First, let us restate the expressions for inductive and capacitive reactance (XL and XC) using our newer notation and introducing n for a harmonic multiple, and set them equal to one another:
nωL = 1/(nωC)
Solving for n gives:
n = √(XC/XL) = √(1/(2πfC) / (2πfL)) = √(1/(4π²f²LC)) = 1/(2πf√LC) (1)
Note here that we are solving for the harmonic multiplier, not raw frequency in Hertz. This formula may be used directly if the feeder reactance and PFC capacitance are known. In most cases, feeder capacitance is mostly due to installed PFCs, so their KVAR or MVAR size may be translated to Farads. The capacitor MVAR rating is the amount of reactive power drawn by the capacitor at a specific line voltage V, which is:
VARCAP = V²/XC = ωV²C
and solving for XC or C gives:
XC = V²/VARCAP,
C = VARCAP/(ωV²) (2)
Unfortunately the feeder inductance is not so easily computed. However, it’s possible to recast the resonance equation in a form using the system short circuit MVA rating, which can serve as an approximation to the inductance. This formula also uses the capacitor MVAR value directly, avoiding the need to convert to raw Farads.
In order to proceed we are going to have to make an assumption. The feeder impedance is mostly reactive with little resistive component — in other words, a high X/R ratio. Remember that impedance Z is a complex sum:
|Z| = √(R² + jX²L)
so if R << XL, then |ZL| ≈ |XL|
This allows us to use the relationship where Q is reactive power, and ZL = XL for a purely inductive circuit.
Now consider MVASC, the short circuit MVA rating of a feeder. This is maximum current, or equivalent MVA at a specific line voltage, that would flow with a shorted load when fed from a source of infinite capacity. With an inductive impedance, apparent power (VA) is equal to reactive power (Q), so we can approximate:
S ≈ V²/ZL ≈ XL ≈ V²/VARSC
Solving for XL or L gives:
XL ≈ V²/VARSC,
L = V²/(ωVARSC) (3)
We now have expressions for C and L, and also XC and XL from readily available information (installed PFC size and known feeder short circuit values). Substituting XC and XL from (2) and (3) into (1) gives:
n = √(XC/XL) = √((V²/VARCAP)/(V²/VARSC)) = √(VARSC/VARCAP)

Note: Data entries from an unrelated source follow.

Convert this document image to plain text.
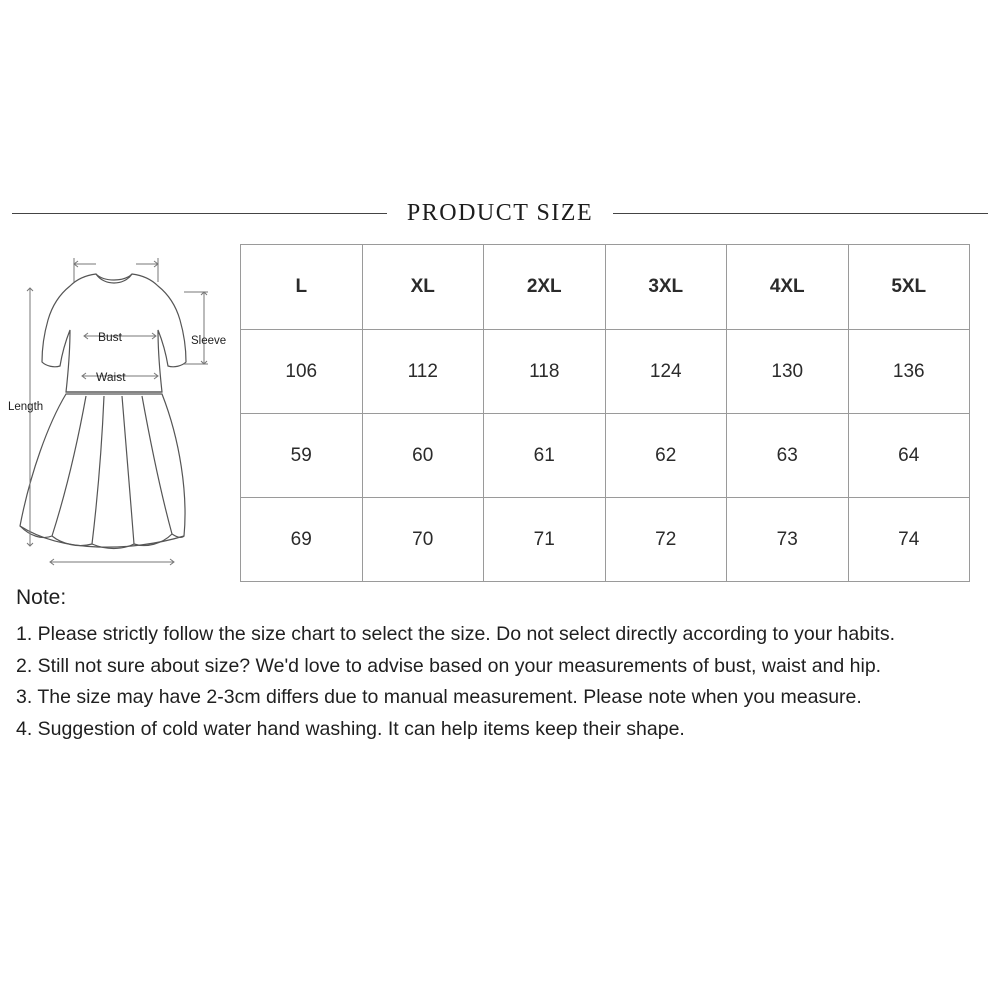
PRODUCT SIZE
Bust
Waist
Sleeve
Length
L	XL	2XL	3XL	4XL	5XL
106	112	118	124	130	136
59	60	61	62	63	64
69	70	71	72	73	74
Note:
1. Please strictly follow the size chart to select the size. Do not select directly according to your habits.
2. Still not sure about size? We'd love to advise based on your measurements of bust, waist and hip.
3. The size may have 2-3cm differs due to manual measurement. Please note when you measure.
4. Suggestion of cold water hand washing. It can help items keep their shape.
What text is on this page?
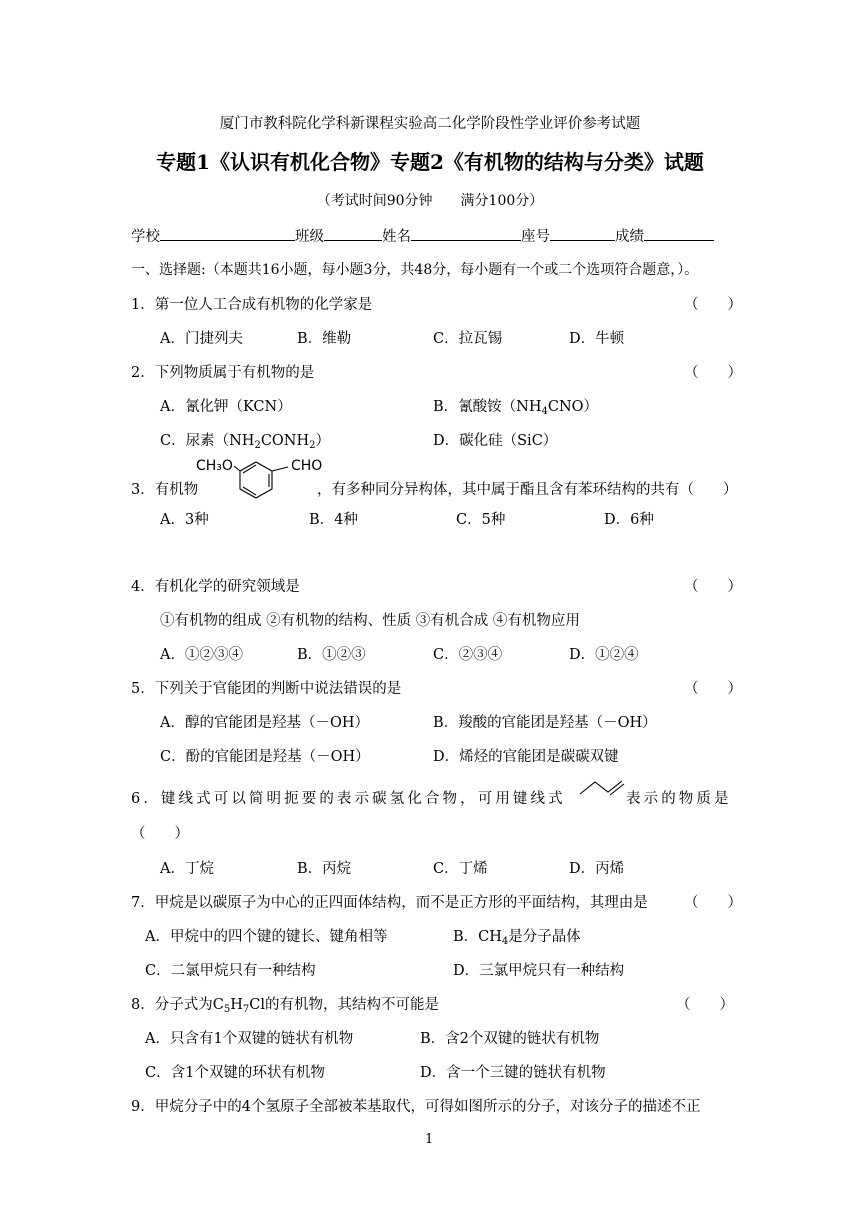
厦门市教科院化学科新课程实验高二化学阶段性学业评价参考试题
专题1《认识有机化合物》专题2《有机物的结构与分类》试题
（考试时间90分钟　　满分100分）
学校	班级	姓名	座号	成绩
一、选择题:（本题共16小题，每小题3分，共48分，每小题有一个或二个选项符合题意，）。
1．第一位人工合成有机物的化学家是	（　　）
A．门捷列夫	B．维勒	C．拉瓦锡	D．牛顿
2．下列物质属于有机物的是	（　　）
A．氰化钾（KCN）	B．氰酸铵$(NH_4CNO)$
C．尿素$(NH_2CONH_2)$	D．碳化硅（SiC）
3．有机物
CH₃O	CHO
，有多种同分异构体，其中属于酯且含有苯环结构的共有（　　）
A．3种	B．4种	C．5种	D．6种
4．有机化学的研究领域是	（　　）
①有机物的组成 ②有机物的结构、性质 ③有机合成 ④有机物应用
A．①②③④	B．①②③	C．②③④	D．①②④
5．下列关于官能团的判断中说法错误的是	（　　）
A．醇的官能团是羟基（－OH）	B．羧酸的官能团是羟基（－OH）
C．酚的官能团是羟基（－OH）	D．烯烃的官能团是碳碳双键
6．键线式可以简明扼要的表示碳氢化合物，可用键线式	表示的物质是
（　　）
A．丁烷	B．丙烷	C．丁烯	D．丙烯
7．甲烷是以碳原子为中心的正四面体结构，而不是正方形的平面结构，其理由是	（　　）
A．甲烷中的四个键的键长、键角相等	B．$CH_4$是分子晶体
C．二氯甲烷只有一种结构	D．三氯甲烷只有一种结构
8．分子式为$C_5H_7Cl$的有机物，其结构不可能是	（　　）
A．只含有1个双键的链状有机物	B．含2个双键的链状有机物
C．含1个双键的环状有机物	D．含一个三键的链状有机物
9．甲烷分子中的4个氢原子全部被苯基取代，可得如图所示的分子，对该分子的描述不正
1
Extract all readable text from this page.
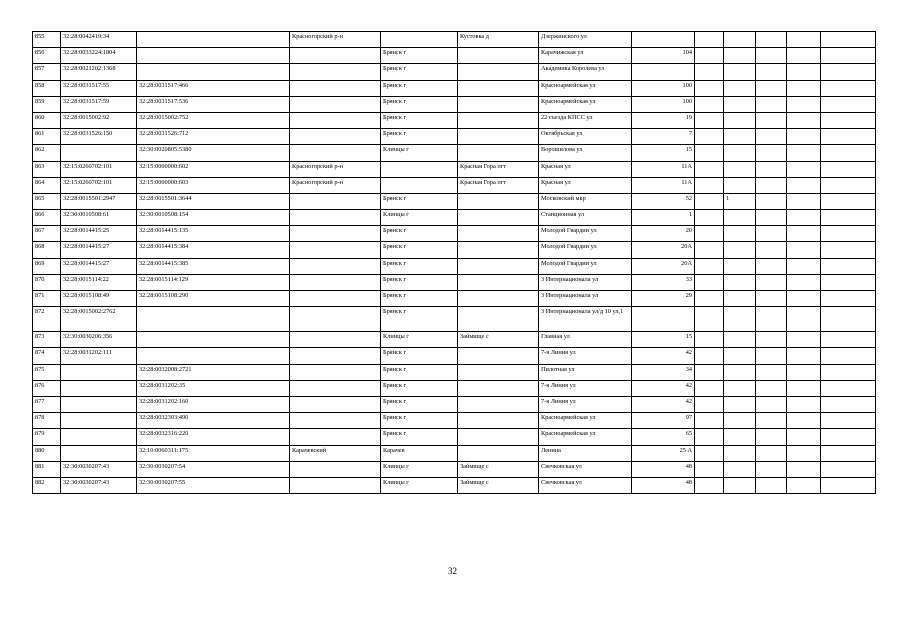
855	32:28:0042419:34		Красногорский р-н		Кустовка д	Дзержинского ул						
856	32:28:0033224:1804			Брянск г		Карачижская ул	104					
857	32:28:0021202:1368			Брянск г		Академика Королева ул						
858	32:28:0031517:55	32:28:0031517:466		Брянск г		Красноармейская ул	100					
859	32:28:0031517:59	32:28:0031517:536		Брянск г		Красноармейская ул	100					
860	32:28:0015002:92	32:28:0015002:752		Брянск г		22 съезда КПСС ул	19					
861	32:28:0031526:150	32:28:0031526:712		Брянск г		Октябрьская ул	7					
862		32:30:0020805:5380		Клинцы г		Ворошилова ул	15					
863	32:15:0260702:101	32:15:0000000:602	Красногорский р-н		Красная Гора пгт	Красная ул	11А					
864	32:15:0260702:101	32:15:0000000:603	Красногорский р-н		Красная Гора пгт	Красная ул	11А					
865	32:28:0015501:2947	32:28:0015501:3644		Брянск г		Московский мкр	52		1			
866	32:30:0010508:61	32:30:0010508:154		Клинцы г		Станционная ул	1					
867	32:28:0014415:25	32:28:0014415:135		Брянск г		Молодой Гвардии ул	20					
868	32:28:0014415:27	32:28:0014415:384		Брянск г		Молодой Гвардии ул	20А					
869	32:28:0014415:27	32:28:0014415:385		Брянск г		Молодой Гвардии ул	20А					
870	32:28:0015114:22	32:28:0015114:129		Брянск г		3 Интернационала ул	33					
871	32:28:0015108:49	32:28:0015108:290		Брянск г		3 Интернационала ул	29					
872	32:28:0015002:2762			Брянск г		3 Интернационала ул/д 10 ул,1						
873	32:30:0030206:356			Клинцы г	Займище с	Главная ул	15					
874	32:28:0031202:111			Брянск г		7-я Линия ул	42					
875		32:28:0032008:2721		Брянск г		Пилотная ул	34					
876		32:28:0031202:35		Брянск г		7-я Линия ул	42					
877		32:28:0031202:160		Брянск г		7-я Линия ул	42					
878		32:28:0032303:490		Брянск г		Красноармейская ул	97					
879		32:28:0032316:220		Брянск г		Красноармейская ул	65					
880		32:10:0060311:175	Карачевский	Карачев		Ленина	25 А					
881	32:30:0030207:43	32:30:0030207:54		Клинцы г	Займище с	Свечковская ул	48					
882	32:30:0030207:43	32:30:0030207:55		Клинцы г	Займище с	Свечковская ул	48					
32
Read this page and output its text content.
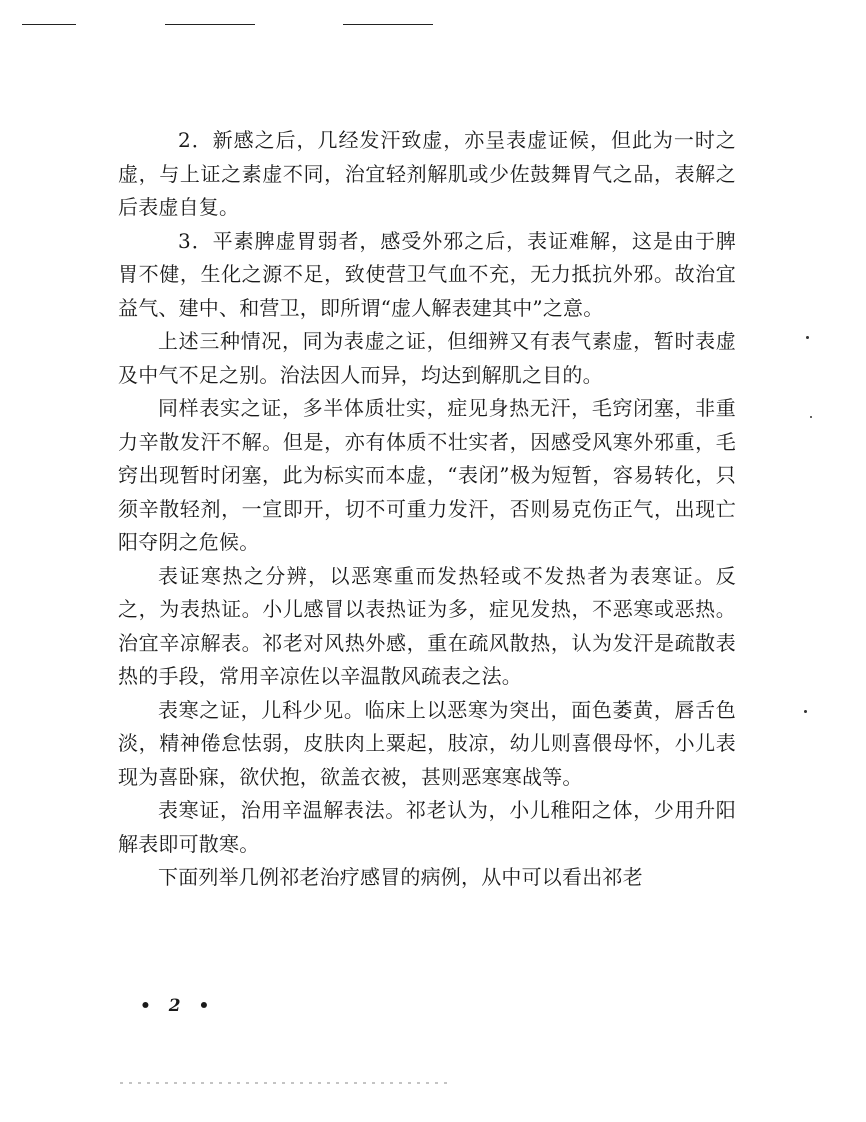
2．新感之后，几经发汗致虚，亦呈表虚证候，但此为一时之虚，与上证之素虚不同，治宜轻剂解肌或少佐鼓舞胃气之品，表解之后表虚自复。

3．平素脾虚胃弱者，感受外邪之后，表证难解，这是由于脾胃不健，生化之源不足，致使营卫气血不充，无力抵抗外邪。故治宜益气、建中、和营卫，即所谓“虚人解表建其中”之意。

上述三种情况，同为表虚之证，但细辨又有表气素虚，暂时表虚及中气不足之别。治法因人而异，均达到解肌之目的。

同样表实之证，多半体质壮实，症见身热无汗，毛窍闭塞，非重力辛散发汗不解。但是，亦有体质不壮实者，因感受风寒外邪重，毛窍出现暂时闭塞，此为标实而本虚，“表闭”极为短暂，容易转化，只须辛散轻剂，一宣即开，切不可重力发汗，否则易克伤正气，出现亡阳夺阴之危候。

表证寒热之分辨，以恶寒重而发热轻或不发热者为表寒证。反之，为表热证。小儿感冒以表热证为多，症见发热，不恶寒或恶热。治宜辛凉解表。祁老对风热外感，重在疏风散热，认为发汗是疏散表热的手段，常用辛凉佐以辛温散风疏表之法。

表寒之证，儿科少见。临床上以恶寒为突出，面色萎黄，唇舌色淡，精神倦怠怯弱，皮肤肉上粟起，肢凉，幼儿则喜偎母怀，小儿表现为喜卧寐，欲伏抱，欲盖衣被，甚则恶寒寒战等。

表寒证，治用辛温解表法。祁老认为，小儿稚阳之体，少用升阳解表即可散寒。

下面列举几例祁老治疗感冒的病例，从中可以看出祁老

• 2 •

Switching to MVARs and using the more familiar H for harmonic number gives the final approximation:
H = √(MVASC/MVARCAP) (4)
Example
As an example, consider the substation transformer in Figure 1. This is an 18 MVA LTC transformer with a 12,470Y/7200V secondary. This transformer has a known MVASC of 140 MVA at nominal line voltage and tap position. The substation has 1.4 MVAR capacitance installed per phase, or 4.2 total. Using equation (4) gives:
H = √(MVASC/MVARCAP) = √(140/4.2) = 5.8
This gives a resonant frequency of 5.8 × 60 Hz = 350 Hz. This transformer’s actual circuit inductance is also known to be around 3 mH (per phase). Converting 1.4 MVARCAP to Farads gives 72 μF. Using those values and calculating for frequency directly gives:
f = 1/(2π√LC) = 1/(2π√(3 mH × 72 μF)) = 343 Hz
agreeing closely with the estimate of 350 Hz.
Conclusion
The feeder resonance approximation formula (4) is easily calculated from readily available system information. The derivation of this formula is presented here. A resonance frequency check should be performed any time there’s a change in PFC values, or if oscillatory transients are creating problems for customers or switching equipment.